We’ve seen the impact of the arts in so many arenas, such as watching children from a foster care home in Los Angeles blossom under our eyes as they were introduced to poetry and encouraged to write poems about their own lives, giving many of them their first experience of speaking their truths in a way that others could hear. We’ve seen a sold-out audience moved to tears and shouts of joy as HI Poet Laureate Kealoha Wong presented a multi-media production called The Story of Everything that reveals our history — and hope for our future – in an entirely new light. We’ve stood beside children and people old enough to be their grandparents in museums throughout the country as they drank in paintings and sculpture that opened the world to their gaze, and sat amongst mixed audiences transported by a piece of music from another time, or celebrating music that reflects our collective now. In these moments, we’ve all come together as one.

The federal funds given by NEA to state arts and culture agencies make access possible to everyone, directing support for specific programs in all parts of the country, reaching citizens not only in all 50 states but in all 435 congressional districts. These are programs like Poetry Out Loud, now in its fifteenth year, a national arts education program that encourages the study of great poetry by offering free educational materials and a dynamic recitation competition to high schools across the country, helping students master public speaking skills, build self-confidence, and learn about literary history and contemporary life. Or the NEA’s Aspiring Educators Program, which has become the leading voice for the next generation of educators who reflect the passion, commitment, and vision of members who believe in public education and its potential to uplift individuals, families, and communities.

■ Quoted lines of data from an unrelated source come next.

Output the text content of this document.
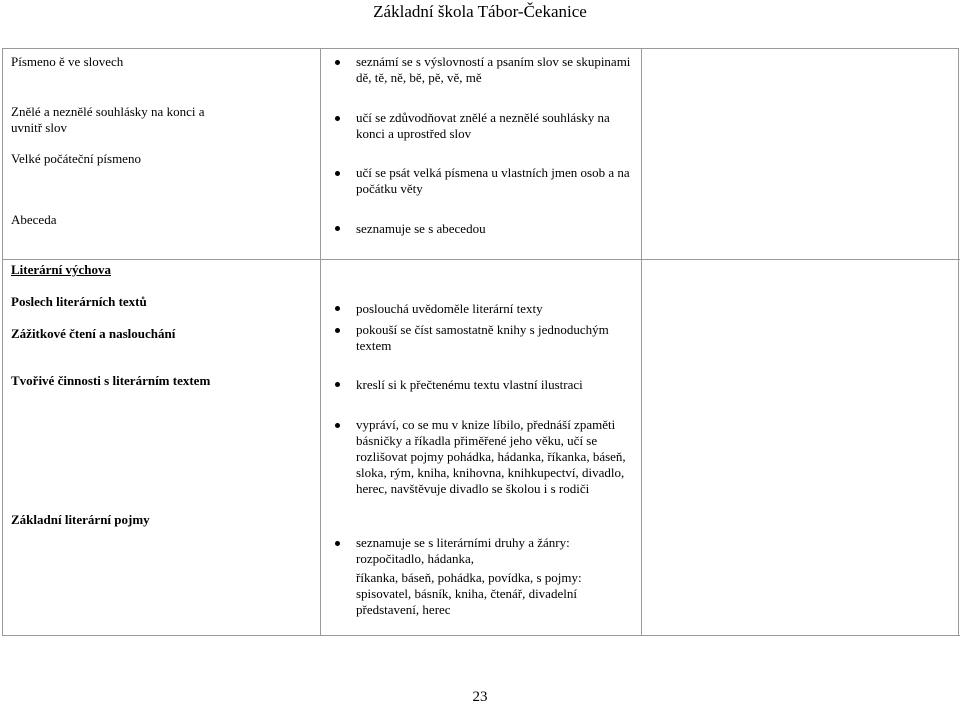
Základní škola Tábor-Čekanice
Písmeno ě ve slovech
Znělé a neznělé souhlásky na konci a uvnitř slov
Velké počáteční písmeno
Abeceda
seznámí se s výslovností a psaním slov se skupinami dě, tě, ně, bě, pě, vě, mě
učí se zdůvodňovat znělé a neznělé souhlásky na konci a uprostřed slov
učí se psát velká písmena u vlastních jmen osob a na počátku věty
seznamuje se s abecedou
Literární výchova
Poslech literárních textů
Zážitkové čtení a naslouchání
Tvořivé činnosti s literárním textem
Základní literární pojmy
poslouchá uvědoměle literární texty
pokouší se číst samostatně knihy s jednoduchým textem
kreslí si k přečtenému textu vlastní ilustraci
vypráví, co se mu v knize líbilo, přednáší zpaměti básničky a říkadla přiměřené jeho věku, učí se rozlišovat pojmy pohádka, hádanka, říkanka, báseň, sloka, rým, kniha, knihovna, knihkupectví, divadlo, herec, navštěvuje divadlo se školou i s rodiči
seznamuje se s literárními druhy a žánry: rozpočitadlo, hádanka,
říkanka, báseň, pohádka, povídka, s pojmy: spisovatel, básník, kniha, čtenář, divadelní představení, herec
23
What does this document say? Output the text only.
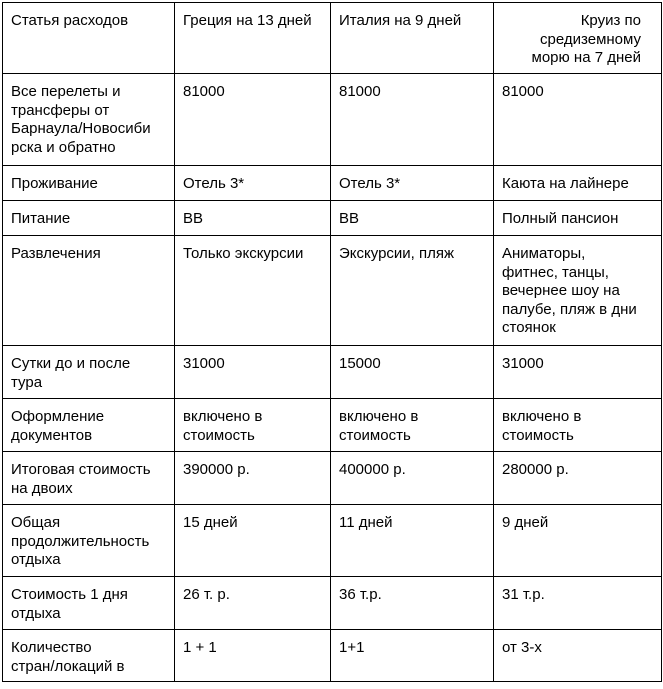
Статья расходов	Греция на 13 дней	Италия на 9 дней	Круиз по
средиземному
морю на 7 дней

Все перелеты и
трансферы от
Барнаула/Новосиби
рска и обратно	81000	81000	81000

Проживание	Отель 3*	Отель 3*	Каюта на лайнере

Питание	BB	BB	Полный пансион

Развлечения	Только экскурсии	Экскурсии, пляж	Аниматоры,
фитнес, танцы,
вечернее шоу на
палубе, пляж в дни
стоянок

Сутки до и после
тура	31000	15000	31000

Оформление
документов	включено в
стоимость	включено в
стоимость	включено в
стоимость

Итоговая стоимость
на двоих	390000 р.	400000 р.	280000 р.

Общая
продолжительность
отдыха	15 дней	11 дней	9 дней

Стоимость 1 дня
отдыха	26 т. р.	36 т.р.	31 т.р.

Количество
стран/локаций в	1 + 1	1+1	от 3-х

A significant percentage of grants go to those who would have few, if any opportunities to participate in the arts otherwise. Forty percent of NEA-supported activities take place in high poverty neighborhoods. Thirty-six percent of grants go to organizations that reach underserved populations such as veterans, people with disabilities, and people in institutions. Take for instance Creative Forces, a partnership of the National Endowment for the Arts, the Departments of Defense and Veterans Affairs and the state and local art agencies that serve the special needs of military patients and veterans with traumatic brain injury and psychological health conditions. This is a vital program that places creative arts therapies at the very core of patient-centered care at clinical sites throughout the country, with an added tele-health offering that increases access to community arts activities to promote health, wellness and quality of life for military service members and veterans, plus their families and caregivers.

Or marvel at the success of the vibrant Shakespeare in American Communities initiative that provides opportunities for theater companies to partner with the juvenile justice system to engage youth within that population with the works of Shakespeare; evidence has shown that participation in the initiative promotes positive rehabilitative outcomes and prevention and reduced recidivism rates.

“Federal, state, city, non-profits, businesses, and other private foundations like ours all work together for the public good. But it takes us all to shape-shift this world for the better,” stresses ETSF Chief Executive Officer Mona Abadir.  We are writing letters to our congressional representatives in support of continuing to fund these vital federal arts and humanities organizations and request that you — for the flourishing of our spirits and our culture — do the same.